LINDON, Utah — Esoga Simmons couldn't believe what he was seeing outside his Lindon home at nearly 1:30 a.m. Monday morning.
WATCH: No joke, brown snow falls throughout northern Utah
"I have no idea how come it's so light outside," Simmons says on a YouTube video he shared with FOX 13. "Strangest thing."
Simmons, like others, was wondering how the skies above certain parts of Utah were so bright despite the clock showing it was the middle of the night.
What Simmons was witnessing was a phenomenon known as "Snowglow." The nighttime anomaly that occurs after or during heavy snowfall which can cause the night sky to appear twice as bright as a full moon.

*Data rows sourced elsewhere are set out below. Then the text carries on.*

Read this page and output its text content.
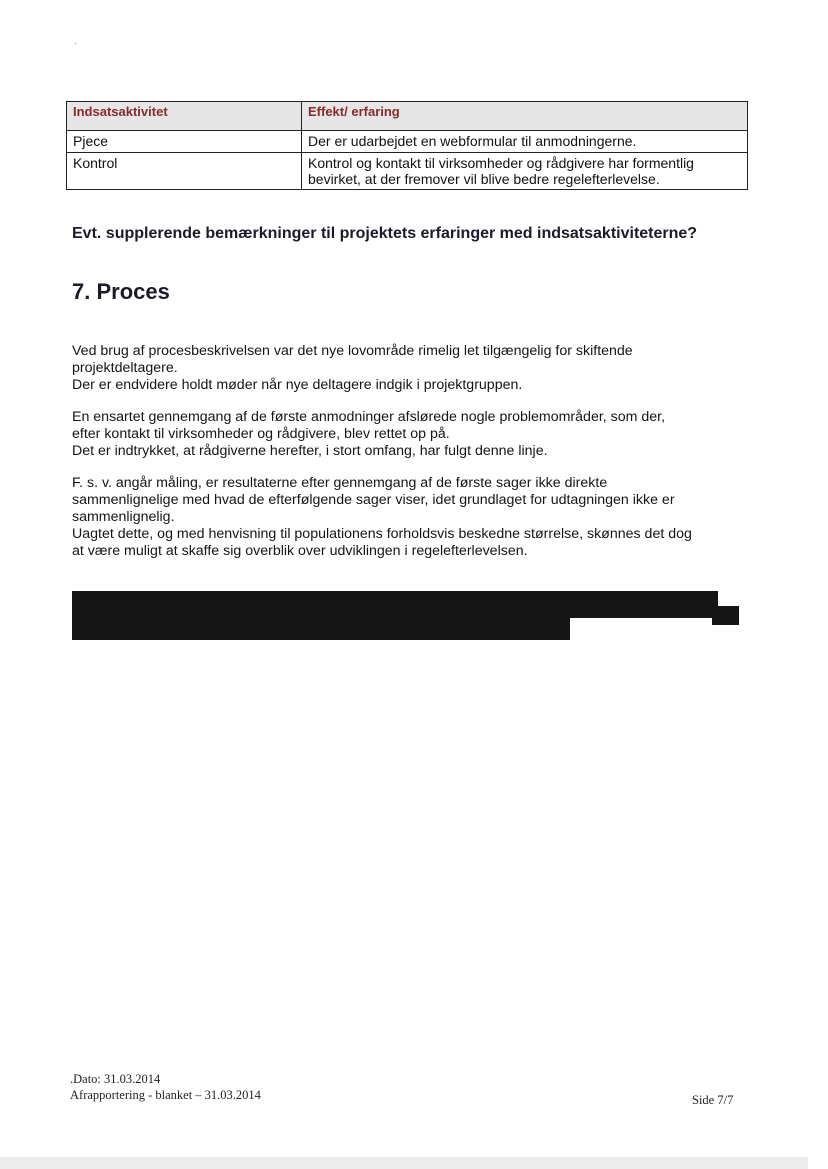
.
Indsatsaktivitet	Effekt/ erfaring
Pjece	Der er udarbejdet en webformular til anmodningerne.
Kontrol	Kontrol og kontakt til virksomheder og rådgivere har formentlig
bevirket, at der fremover vil blive bedre regelefterlevelse.
Evt. supplerende bemærkninger til projektets erfaringer med indsatsaktiviteterne?
7. Proces

Ved brug af procesbeskrivelsen var det nye lovområde rimelig let tilgængelig for skiftende
projektdeltagere.
Der er endvidere holdt møder når nye deltagere indgik i projektgruppen.

En ensartet gennemgang af de første anmodninger afslørede nogle problemområder, som der,
efter kontakt til virksomheder og rådgivere, blev rettet op på.
Det er indtrykket, at rådgiverne herefter, i stort omfang, har fulgt denne linje.

F. s. v. angår måling, er resultaterne efter gennemgang af de første sager ikke direkte
sammenlignelige med hvad de efterfølgende sager viser, idet grundlaget for udtagningen ikke er
sammenlignelig.
Uagtet dette, og med henvisning til populationens forholdsvis beskedne størrelse, skønnes det dog
at være muligt at skaffe sig overblik over udviklingen i regelefterlevelsen.

.Dato: 31.03.2014
Afrapportering - blanket – 31.03.2014	Side 7/7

"Skyglow," which is more readily seen in larger, urban areas, occurs when artificial light from buildings, lights or billboards reflect back into the sky and forms a "diffuse brightness." Sometimes, the light in the sky can be seen miles away from where the artificial light originates.
German researchers Andreas Jechow and Franz Hölker believe that "Snowglow" is simply "Skyglow" amplified by the snow.
In a study, Jechow and Hölker found that fresh snow can make the sky a whopping 200 times brighter on a cloudy night, thereby making it appear like the middle of the day in the middle of the night.
Of course, there are unpleasant side effects to "Skyglow," such as disturbing the eating patterns of animals and the sleep of humans. But it's certainly an interesting event that is exciting to see firsthand.